Après ses études, Sophie Binet a fait un choix professionnel qui révèle sa cohérence idéologique : elle a accepté un poste de conseillère principale d’éducation (CPE) à Marseille, dans les quartiers Nord que son père avait contribué à transformer. Cette fonction, souvent délaissée par les cadres de haut vol, lui a permis de travailler au quotidien avec les publics les plus fragiles du système éducatif. Elle a ensuite poursuivi cette mission au Blanc-Mesnil, en région parisienne, à partir de 2009, s’inscrivant dans une démarche de terrain toujours centrée sur l’accompagnement social.

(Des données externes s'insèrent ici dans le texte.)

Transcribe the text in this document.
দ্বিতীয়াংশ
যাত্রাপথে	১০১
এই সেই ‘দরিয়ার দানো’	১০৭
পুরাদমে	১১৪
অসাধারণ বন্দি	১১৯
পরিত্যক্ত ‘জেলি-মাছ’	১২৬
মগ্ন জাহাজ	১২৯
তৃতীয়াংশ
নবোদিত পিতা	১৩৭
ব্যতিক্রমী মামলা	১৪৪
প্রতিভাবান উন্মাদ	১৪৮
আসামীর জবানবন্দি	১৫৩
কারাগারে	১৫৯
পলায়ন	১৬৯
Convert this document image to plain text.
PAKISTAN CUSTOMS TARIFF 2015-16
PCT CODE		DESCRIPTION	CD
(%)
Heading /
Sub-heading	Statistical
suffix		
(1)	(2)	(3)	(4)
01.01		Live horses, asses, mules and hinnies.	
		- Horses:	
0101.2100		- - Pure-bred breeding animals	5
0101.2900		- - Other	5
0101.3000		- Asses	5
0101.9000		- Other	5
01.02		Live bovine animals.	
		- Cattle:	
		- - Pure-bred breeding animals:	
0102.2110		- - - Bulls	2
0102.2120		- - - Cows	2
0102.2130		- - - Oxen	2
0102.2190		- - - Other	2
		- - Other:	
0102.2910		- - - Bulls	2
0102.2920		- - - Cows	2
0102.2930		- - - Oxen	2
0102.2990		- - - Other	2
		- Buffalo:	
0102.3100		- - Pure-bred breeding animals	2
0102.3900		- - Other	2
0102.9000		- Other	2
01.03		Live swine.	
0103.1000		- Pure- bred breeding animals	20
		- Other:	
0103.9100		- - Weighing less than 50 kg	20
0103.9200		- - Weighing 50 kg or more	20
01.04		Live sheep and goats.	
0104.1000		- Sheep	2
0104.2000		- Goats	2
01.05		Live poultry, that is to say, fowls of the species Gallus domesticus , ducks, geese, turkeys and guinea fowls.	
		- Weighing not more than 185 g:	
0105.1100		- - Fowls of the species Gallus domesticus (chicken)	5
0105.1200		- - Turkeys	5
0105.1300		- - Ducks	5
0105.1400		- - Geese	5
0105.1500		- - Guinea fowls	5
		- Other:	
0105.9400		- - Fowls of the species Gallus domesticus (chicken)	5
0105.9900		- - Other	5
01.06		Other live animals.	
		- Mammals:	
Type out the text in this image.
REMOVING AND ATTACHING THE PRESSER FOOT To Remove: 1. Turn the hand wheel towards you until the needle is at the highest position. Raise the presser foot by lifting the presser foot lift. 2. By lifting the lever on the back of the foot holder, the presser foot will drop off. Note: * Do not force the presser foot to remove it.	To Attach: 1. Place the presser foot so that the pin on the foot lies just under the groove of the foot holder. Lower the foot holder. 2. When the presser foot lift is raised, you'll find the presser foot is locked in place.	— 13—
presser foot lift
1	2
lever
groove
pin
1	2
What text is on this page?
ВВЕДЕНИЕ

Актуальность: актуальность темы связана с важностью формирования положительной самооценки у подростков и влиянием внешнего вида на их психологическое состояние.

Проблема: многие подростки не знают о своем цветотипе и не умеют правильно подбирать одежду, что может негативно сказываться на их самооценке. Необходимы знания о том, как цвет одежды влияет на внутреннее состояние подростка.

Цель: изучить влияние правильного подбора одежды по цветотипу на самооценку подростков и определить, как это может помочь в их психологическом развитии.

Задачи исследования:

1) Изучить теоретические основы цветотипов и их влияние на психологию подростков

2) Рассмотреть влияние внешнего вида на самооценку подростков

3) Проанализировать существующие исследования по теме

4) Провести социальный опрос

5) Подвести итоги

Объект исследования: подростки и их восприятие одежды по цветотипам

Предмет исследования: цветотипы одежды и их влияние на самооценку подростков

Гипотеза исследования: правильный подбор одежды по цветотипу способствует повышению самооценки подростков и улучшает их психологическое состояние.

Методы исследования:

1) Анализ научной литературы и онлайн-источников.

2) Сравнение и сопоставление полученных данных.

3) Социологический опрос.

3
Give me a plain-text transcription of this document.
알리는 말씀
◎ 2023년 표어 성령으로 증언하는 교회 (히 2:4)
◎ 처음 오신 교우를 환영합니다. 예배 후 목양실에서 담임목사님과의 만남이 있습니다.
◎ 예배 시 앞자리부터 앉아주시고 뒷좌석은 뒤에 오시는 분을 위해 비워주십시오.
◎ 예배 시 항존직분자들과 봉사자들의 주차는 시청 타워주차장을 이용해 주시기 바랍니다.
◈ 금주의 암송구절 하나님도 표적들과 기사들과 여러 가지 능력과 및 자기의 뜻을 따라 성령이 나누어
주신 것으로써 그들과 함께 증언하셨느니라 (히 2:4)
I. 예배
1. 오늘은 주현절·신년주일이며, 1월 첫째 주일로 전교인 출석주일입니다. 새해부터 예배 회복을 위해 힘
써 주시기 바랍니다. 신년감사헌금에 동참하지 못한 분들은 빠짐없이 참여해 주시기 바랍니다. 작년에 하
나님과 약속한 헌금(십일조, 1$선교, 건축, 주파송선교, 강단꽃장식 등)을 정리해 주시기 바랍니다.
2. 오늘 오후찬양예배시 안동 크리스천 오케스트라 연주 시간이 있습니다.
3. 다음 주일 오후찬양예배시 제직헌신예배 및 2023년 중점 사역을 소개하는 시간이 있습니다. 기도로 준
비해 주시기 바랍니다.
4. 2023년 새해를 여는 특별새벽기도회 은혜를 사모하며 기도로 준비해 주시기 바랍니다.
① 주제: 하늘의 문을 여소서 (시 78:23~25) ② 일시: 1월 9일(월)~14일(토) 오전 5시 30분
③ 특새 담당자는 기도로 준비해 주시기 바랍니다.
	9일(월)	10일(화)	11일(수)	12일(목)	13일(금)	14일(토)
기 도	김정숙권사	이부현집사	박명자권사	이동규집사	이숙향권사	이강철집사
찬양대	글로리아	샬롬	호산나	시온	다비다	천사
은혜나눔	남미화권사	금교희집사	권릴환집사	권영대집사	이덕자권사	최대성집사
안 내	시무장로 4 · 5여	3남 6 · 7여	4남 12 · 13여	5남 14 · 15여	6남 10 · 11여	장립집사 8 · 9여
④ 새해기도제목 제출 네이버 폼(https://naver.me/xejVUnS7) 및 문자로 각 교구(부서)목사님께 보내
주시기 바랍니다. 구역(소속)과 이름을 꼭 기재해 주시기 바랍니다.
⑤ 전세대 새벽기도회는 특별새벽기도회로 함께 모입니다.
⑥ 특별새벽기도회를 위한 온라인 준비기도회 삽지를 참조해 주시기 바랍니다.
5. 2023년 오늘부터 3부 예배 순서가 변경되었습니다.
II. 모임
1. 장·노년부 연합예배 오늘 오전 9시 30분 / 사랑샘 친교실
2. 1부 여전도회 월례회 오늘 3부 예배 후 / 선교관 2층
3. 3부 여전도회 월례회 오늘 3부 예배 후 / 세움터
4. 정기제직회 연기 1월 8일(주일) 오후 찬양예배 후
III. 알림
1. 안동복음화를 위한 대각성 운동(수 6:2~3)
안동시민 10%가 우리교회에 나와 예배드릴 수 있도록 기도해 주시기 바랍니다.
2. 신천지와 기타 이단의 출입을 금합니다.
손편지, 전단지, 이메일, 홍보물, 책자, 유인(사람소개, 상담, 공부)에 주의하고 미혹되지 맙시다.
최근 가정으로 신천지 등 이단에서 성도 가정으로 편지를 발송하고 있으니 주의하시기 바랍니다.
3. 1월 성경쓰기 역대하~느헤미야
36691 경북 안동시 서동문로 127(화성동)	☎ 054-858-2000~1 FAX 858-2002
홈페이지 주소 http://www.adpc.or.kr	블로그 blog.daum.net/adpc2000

Elle n’a quitté cette fonction que tardivement, en 2013, pour se consacrer entièrement au syndicalisme. Cette bifurcation marque un tournant décisif : après avoir observé directement les problèmes de condition de travail et de justice sociale à travers le prisme de l’éducation, elle a décidé de s’engager au niveau institutionnel et stratégique. Cette transition progressive entre le terrain et les instances de direction est caractéristique d’une certaine philosophie de l’action sociale : comprendre d’abord, puis agir au niveau où les décisions se prennent réellement.

🌟 Bon à savoir

La CGT (Confédération générale du travail) a été fondée en 1895 et demeure aujourd’hui l’un des plus puissants syndicats français, rassemblant plusieurs centaines de milliers d’adhérents.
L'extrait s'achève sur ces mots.